Looking for my first hygrometer and I came across this one that was referred to me by a friend. It states there is no calibration needed.. Does anyone have any experience with this one? If not this one, any other suggestions for one around the $25 range?

Thanks!

Tom


----------



## dgold21 (Jul 7, 2007)

Looks similar to the original model, without the calibration feature...I wonder if they've discontinued the original one. I like having the calibration feature...just because they guarantee it to be accurate to +/- 2%, doesn't mean it's accurate...I'd still have it in the calibration kit to check it, and I'd be pissed if it was off and I had no way to calibrate it...


----------



## JustinThyme (Jun 17, 2013)

I can tell you first hand that the one that I got isn't nearly accurate.

I bought two of the style that has the calibrate function and one didn't function correctly. When I would let it sit in the boveda calibration bag for 24 hours it would get to 71% then I hit the calibrate button and it would go to 75% for like 10 seconds then instantly back to 71%. I tried it many times with the same result. I contacted Xikar CS and opened a dialog there with Kenny. The replacement I got was the new model guaranteed +/2% no calibration needed. Well it didnt go very well. It was even worse than the other. After 48 hours in the bag in never passed 69%. So I popped open a new boveda calibration kit just to be sure and got the same results. I put the one of the original in with it this time to make sure everything was on the up and up and sure enough the one that worked showed 75% balwz on two weeks after it was originally calibrated the the new one still at 69%. I kept an open rapport with Kenny and sent him the info, he is now testing some of the new ones himself to see if its just my bad luck or there is an even bigger problem. He had one of the old style transferred to him and it will be here any day now. First rate CS with Xikar. He is doing everything possible to make sure I get what I paid for, an reliable and operating hygrometer.

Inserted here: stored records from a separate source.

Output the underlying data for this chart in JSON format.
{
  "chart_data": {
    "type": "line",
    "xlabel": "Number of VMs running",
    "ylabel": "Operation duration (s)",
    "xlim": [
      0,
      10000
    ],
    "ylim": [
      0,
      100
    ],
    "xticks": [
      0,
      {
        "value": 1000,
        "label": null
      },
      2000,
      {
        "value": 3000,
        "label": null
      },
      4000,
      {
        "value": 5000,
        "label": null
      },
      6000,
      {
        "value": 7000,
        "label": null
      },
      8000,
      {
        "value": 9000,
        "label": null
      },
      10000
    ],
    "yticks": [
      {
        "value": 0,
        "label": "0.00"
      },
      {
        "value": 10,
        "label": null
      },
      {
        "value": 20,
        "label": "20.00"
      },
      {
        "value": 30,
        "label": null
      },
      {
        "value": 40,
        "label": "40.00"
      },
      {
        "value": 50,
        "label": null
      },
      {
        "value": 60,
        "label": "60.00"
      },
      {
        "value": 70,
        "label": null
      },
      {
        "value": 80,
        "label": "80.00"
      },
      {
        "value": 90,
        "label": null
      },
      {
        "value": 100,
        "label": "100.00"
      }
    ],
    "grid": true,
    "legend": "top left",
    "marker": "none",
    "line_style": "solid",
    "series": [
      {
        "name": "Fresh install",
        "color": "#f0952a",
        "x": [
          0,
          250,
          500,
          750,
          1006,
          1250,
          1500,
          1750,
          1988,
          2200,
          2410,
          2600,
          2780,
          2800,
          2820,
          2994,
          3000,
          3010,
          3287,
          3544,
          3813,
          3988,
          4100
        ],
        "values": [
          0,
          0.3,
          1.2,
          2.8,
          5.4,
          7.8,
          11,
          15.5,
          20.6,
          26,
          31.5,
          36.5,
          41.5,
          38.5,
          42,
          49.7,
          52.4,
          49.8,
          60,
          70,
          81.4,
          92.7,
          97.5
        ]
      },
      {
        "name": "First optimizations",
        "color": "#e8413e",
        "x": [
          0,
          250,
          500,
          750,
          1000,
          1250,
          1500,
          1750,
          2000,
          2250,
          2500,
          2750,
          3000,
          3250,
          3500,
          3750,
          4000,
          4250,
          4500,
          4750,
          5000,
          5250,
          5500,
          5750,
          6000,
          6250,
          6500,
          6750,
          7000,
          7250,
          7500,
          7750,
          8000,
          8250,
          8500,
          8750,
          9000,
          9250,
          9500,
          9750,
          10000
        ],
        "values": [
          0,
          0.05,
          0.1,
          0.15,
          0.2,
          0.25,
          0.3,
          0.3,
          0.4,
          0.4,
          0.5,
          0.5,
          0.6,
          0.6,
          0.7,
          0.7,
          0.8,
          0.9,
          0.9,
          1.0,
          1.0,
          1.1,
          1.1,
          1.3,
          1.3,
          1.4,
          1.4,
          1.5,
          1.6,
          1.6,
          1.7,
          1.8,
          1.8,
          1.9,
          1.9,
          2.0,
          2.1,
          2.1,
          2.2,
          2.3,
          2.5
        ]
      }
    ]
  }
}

I bought this model because of the larger display to go in my wineador. Previously I have been using the Caliber IV with no issues what so ever, its guaranteed +/- 1% and the 3 of those that I bought were close right out of the box. One was bawlz on, one was -1% the other was +1% and they are cheaper than the Xikar.


----------



## Cigar5150 (Aug 19, 2013)

The old ones you could calibrate were accurate and nice. I just got a new one. Got it sitting in the Boveda bag overnight. We'll see in the am...


----------



## Cigar5150 (Aug 19, 2013)

Well the PuroTemp will not get above 63% in the bag overnight. I popped a fairly accurate analog hygro that I keep on my desk into the bag and within a couple hours it has gone from 40% to 75%. Won't be buying another one of these.


----------